Notes &
Ordinarily Complex
“I wanted him as ordinarily complex and normally simple.” A mind-bending line that would have made Lewis Carroll giggle with giddy delight, this father’s wish for his child cuts deep in Keri Hulme’s novel “The Bone People.” The 1984 Booker-prize winner depicts a collection of damaged characters that love deeply and punch ruthlessly.
Joe Gillayley, an alcoholic prone to physical outbursts of abuse, struggles to maintain control of his adoptive son Simon (aka Clare aka Haimona aka ‘the Urchin’) who he found washed ashore and on the brink of death. Joe’s life intertwines with a woman named Kerewin, a reclusive artist who shuns intimacy, when his son infiltrates her circular tower perched miles away from the nearest neighborhood and overlooking the sea.
Simon Peter, a mute, is by far the most fascinating character in the novel. He is masterpiece in a broken body, surrounded by broken people, found on a beach by a broken ship. He teeters between being incredibly strong or willingly seduced, mentally insane or uncannily intelligent. Just when you believe you have deciphered the Morse code of his emotional landscape, another mercurial tantrum shatters your conceptual framework. While his body is as gnarled as his relationships with the outside world, he seems unable to hate. He manipulates people to his will through sheer steadfast determination, which usually ends up in one of two ways: beatings or hugs. He communicates with sign language of his own design and, on rare and unwilling occasions, he uses a notepad and pen. He also smokes almost as much the Caterpillar in Carroll’s Alice in Wonderland: “He lies back in the strong circle of his father’s arms, and blows a smoke plume at her with calm expertise.” Hulmes original and gripping portrait of Simon saves the novel from plodding at a dreary tempo.

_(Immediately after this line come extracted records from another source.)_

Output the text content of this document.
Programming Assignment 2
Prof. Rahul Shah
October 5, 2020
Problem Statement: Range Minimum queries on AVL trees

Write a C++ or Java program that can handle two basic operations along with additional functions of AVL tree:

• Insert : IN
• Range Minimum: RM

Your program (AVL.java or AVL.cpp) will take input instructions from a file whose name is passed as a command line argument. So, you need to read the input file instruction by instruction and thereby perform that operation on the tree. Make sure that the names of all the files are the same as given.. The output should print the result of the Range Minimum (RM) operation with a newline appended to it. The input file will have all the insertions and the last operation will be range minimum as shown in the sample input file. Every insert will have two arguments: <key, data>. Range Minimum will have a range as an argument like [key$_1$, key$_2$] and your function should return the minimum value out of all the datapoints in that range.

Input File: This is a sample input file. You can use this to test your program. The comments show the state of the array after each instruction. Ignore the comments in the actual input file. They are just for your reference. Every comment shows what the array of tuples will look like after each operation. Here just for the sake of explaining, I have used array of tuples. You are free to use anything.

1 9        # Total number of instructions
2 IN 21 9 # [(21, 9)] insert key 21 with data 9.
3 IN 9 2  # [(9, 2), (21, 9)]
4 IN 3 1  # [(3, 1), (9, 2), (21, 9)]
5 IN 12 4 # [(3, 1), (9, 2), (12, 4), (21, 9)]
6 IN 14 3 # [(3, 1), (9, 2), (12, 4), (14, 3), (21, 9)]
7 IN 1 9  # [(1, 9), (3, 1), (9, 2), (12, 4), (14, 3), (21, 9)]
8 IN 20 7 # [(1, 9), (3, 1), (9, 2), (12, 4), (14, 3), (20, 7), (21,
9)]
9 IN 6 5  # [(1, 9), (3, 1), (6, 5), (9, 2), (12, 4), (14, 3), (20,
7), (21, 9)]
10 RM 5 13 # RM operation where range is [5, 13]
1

Kerewin, a virgin who has no “sexual urge or appetite,” believes herself to be a “neuter.” Even the slightest of human contact provokes discomfort: “Something touches her thigh. She spins around, viciously quick, her palms rigid and ready as knives. The urchin has sprouted by her side, asking questions with all his fingers.” The feral quality of Simon and his mysterious past intrigues Kerewin, allowing her to slowly care for the capricious boy and even the alcohol dampened sensitivities of his foster father.
Joe’s sweet kisses and sharp uppercuts for Simon seem to stem from two disparate personalities. Their relationship flits between violence and love more often than not, but for Simon, “Home is Joe, Joe of the hard hands but sweet love.”
“The Bone People” is a jawbreaker of a book-the 500 plus page novel requires dedication to finish but is worth the effort. Hulmes writing is the kind that forces readers to surrender to her stream-of-consciousness with the hopes of reaping rewards later in the novel. Her narration shifts between the man, woman, and boy, and she has a propensity for injecting poetry into her prose. Hulme has been quoted as saying she writes “from a visual base and a gut base rather than sieving it through the mind.” She makes a reader’s brain dart in many directions: some happy, some grim, and some cruel. Her lack of planning affects her plot, which often feels poorly conceived. The novel would have been improved with a tighter structure.
While no one in the novel is “ordinarily complex and normally simple,” at times that quote becomes the perfect desire for this book (but only for a second). There are rewards to be gained by submitting to Hulme’s stream of consciousness; her characters will stay with you longer than the 50 pages it takes to surrender to her unique literary style.